The sample of 9498 participants was racially (5298 European ancestry [55.8%], 3124
African ancestry [32.9%], and 1076 other [11.4%]) and economically diverse. A randomly
selected subsample (n = 1601) underwent multimodal neuroimaging. Data were collected
from November 5, 2009, through December 30, 2011, and analyzed from February 1 through
November 7, 2018. The following domains were examined: (1) clinical, including psychopathology,
assessed with a structured interview based on the Schedule for Affective Disorders
and Schizophrenia for School-Age Children, and puberty, assessed with the Tanner scale;
(2) neurocognition, assessed by the Penn Computerized Neurocognitive Battery; and
(3) multimodal magnetic resonance imaging parameters of brain structure and function.

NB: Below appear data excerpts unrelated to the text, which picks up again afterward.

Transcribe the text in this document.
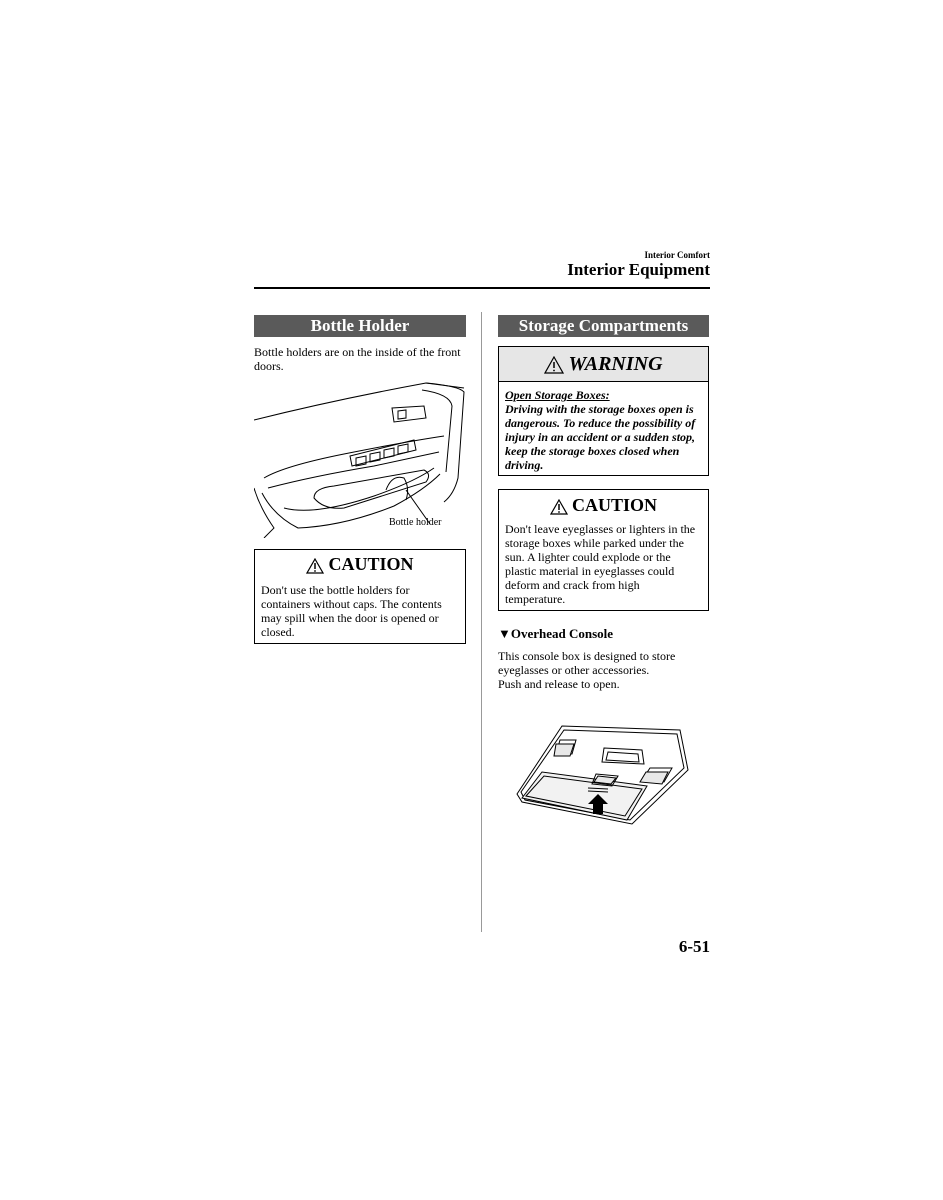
Interior Comfort
Interior Equipment
Bottle Holder
Bottle holders are on the inside of the front doors.
Bottle holder
CAUTION
Don't use the bottle holders for containers without caps. The contents may spill when the door is opened or closed.
Storage Compartments
WARNING
Open Storage Boxes:
Driving with the storage boxes open is dangerous. To reduce the possibility of injury in an accident or a sudden stop, keep the storage boxes closed when driving.
CAUTION
Don't leave eyeglasses or lighters in the storage boxes while parked under the sun. A lighter could explode or the plastic material in eyeglasses could deform and crack from high temperature.
▼Overhead Console
This console box is designed to store eyeglasses or other accessories.
Push and release to open.
6-51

A total of 9498 participants were included in the analysis (4906 [51.7%] female; mean
[SD] age, 14.2 [3.7] years). Clinically, L-SES and TSEs were associated with greater
severity of psychiatric symptoms across the psychopathology domains of anxiety/depression,
fear, externalizing behavior, and the psychosis spectrum. Low SES showed small effect
sizes (highest for externalizing behavior, 0.306 SD; 95% CI, 0.269 to 0.342), whereas
TSEs had large effect sizes, with the highest in females for anxiety/depression (1.228
SD; 95% CI, 1.156 to 1.300) and in males for the psychosis spectrum (1.099 SD; 95%
CI, 1.032 to 1.166). Both were associated with early puberty. Cognitively, L-SES had
moderate effect sizes on poorer performance, the greatest being on complex cognition
(−0.500 SD 95% CI, −0.536 to −0.464), whereas TSEs were associated with slightly better
memory (0.129 SD; 95% CI, 0.084 to 0.174) and poorer complex reasoning (−0.109 SD;
95% CI, −0.154 to −0.064). Environmental factors had common and distinct associations
with brain structure and function. Structurally, both were associated with lower volume,
but L-SES had correspondingly lower gray matter density, whereas TSEs were associated
with higher gray matter density. Functionally, both were associated with lower regional
cerebral blood flow and coherence and with accelerated brain maturation. Low SES and
TSEs are associated with common and unique differences in symptoms, neurocognition,
and structural and functional brain parameters. Both environmental factors are associated
with earlier completion of puberty by physical features and brain parameters. These
findings appear to underscore the need for identifying and preventing adverse environmental
conditions associated with neurodevelopment.